Napi Lapas Kotabumi Kembali Terlibat Scaming, LBH Ansor Lampung Minta Polisi Investigasi Mendalam

Napi Lapas Kotabumi Kembali Terlibat Scaming, LBH Ansor Lampung Minta Polisi Investigasi Mendalam

Citra hukum
Sabtu, 27 September 2025


Citrahukum.com, Bandar Lampung -- Kepolisian kembali mengungkapkan aksi love scaming yang dilakukan empat narapidana dari dalam penjara. Ke empat pelaku antara lain Keempatnya yakni MNY (30), S (31), dan RS (32) dari Lapas Kelas IIA Kota Bumi, dan RV (28) Lapas Kelas IIA Metro. Pengungkapan itu sekaligus menjadi peristiwa kedua di Lapas Kelas IIA Kota Bumi.

Menanggapi hal itu, Ketua LBH Ansor Lampung, Sarhani mengungkapkan, peristiwa berulang itu menunjukkan tidak seriusnya kepolisian dalam melakukan penyelidikan.

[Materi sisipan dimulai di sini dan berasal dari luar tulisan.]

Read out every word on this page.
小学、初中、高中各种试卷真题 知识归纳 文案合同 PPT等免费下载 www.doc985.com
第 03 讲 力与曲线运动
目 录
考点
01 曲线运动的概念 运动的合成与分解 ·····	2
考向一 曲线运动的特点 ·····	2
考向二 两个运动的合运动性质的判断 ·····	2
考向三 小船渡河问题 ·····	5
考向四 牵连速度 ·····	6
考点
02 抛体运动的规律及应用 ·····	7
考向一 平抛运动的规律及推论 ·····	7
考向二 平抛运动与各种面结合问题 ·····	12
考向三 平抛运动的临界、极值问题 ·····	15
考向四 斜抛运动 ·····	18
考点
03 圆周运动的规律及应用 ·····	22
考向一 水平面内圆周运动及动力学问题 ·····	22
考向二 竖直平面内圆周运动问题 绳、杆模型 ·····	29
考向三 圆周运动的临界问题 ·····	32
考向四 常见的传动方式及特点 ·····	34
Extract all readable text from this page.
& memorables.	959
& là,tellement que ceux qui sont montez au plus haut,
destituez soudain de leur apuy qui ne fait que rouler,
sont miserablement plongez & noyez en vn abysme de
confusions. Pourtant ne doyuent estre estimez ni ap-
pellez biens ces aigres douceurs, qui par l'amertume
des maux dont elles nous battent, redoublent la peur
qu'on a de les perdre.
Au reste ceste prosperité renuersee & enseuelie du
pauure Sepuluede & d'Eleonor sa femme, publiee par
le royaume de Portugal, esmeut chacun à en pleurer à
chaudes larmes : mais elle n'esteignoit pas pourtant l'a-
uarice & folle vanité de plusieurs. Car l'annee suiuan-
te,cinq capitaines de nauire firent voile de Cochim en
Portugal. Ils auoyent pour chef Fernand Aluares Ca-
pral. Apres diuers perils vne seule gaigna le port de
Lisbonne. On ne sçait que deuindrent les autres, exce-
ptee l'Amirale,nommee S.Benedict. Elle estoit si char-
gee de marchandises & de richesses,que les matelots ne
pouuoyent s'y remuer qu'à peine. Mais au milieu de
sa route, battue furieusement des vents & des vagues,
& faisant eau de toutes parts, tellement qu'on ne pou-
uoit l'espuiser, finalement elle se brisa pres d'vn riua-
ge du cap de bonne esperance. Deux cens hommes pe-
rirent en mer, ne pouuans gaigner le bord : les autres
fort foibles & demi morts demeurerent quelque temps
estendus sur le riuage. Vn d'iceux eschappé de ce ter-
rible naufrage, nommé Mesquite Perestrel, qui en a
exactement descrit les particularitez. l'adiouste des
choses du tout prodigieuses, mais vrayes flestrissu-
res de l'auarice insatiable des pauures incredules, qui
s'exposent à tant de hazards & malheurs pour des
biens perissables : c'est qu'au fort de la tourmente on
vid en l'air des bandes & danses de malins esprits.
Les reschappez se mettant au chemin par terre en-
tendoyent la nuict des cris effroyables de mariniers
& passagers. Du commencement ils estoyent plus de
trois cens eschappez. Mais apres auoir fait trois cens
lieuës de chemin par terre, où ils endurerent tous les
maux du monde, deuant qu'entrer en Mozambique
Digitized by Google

Menurutnya, Polisi harusnya melakukan investigasi mendalam dalam kasus itu untuk mengetahui dugaan keterlibatan pegawai lapas.

Kepolisian tidak boleh tebang pilih, harus diketahui bagaimana cara para tersangka bisa menggunakan handphone dari dalam penjara. Jika ada keterlibatan pegawai Lapas maka polisi juga harus menangkapnya.

"Harusnya APH melakukan pemberantasan dari hulu ke hilir, harus dilakukan penyelidikan siapa dalang dari semua kasus itu," ungkapnya, Sabtu, 27 September 2025.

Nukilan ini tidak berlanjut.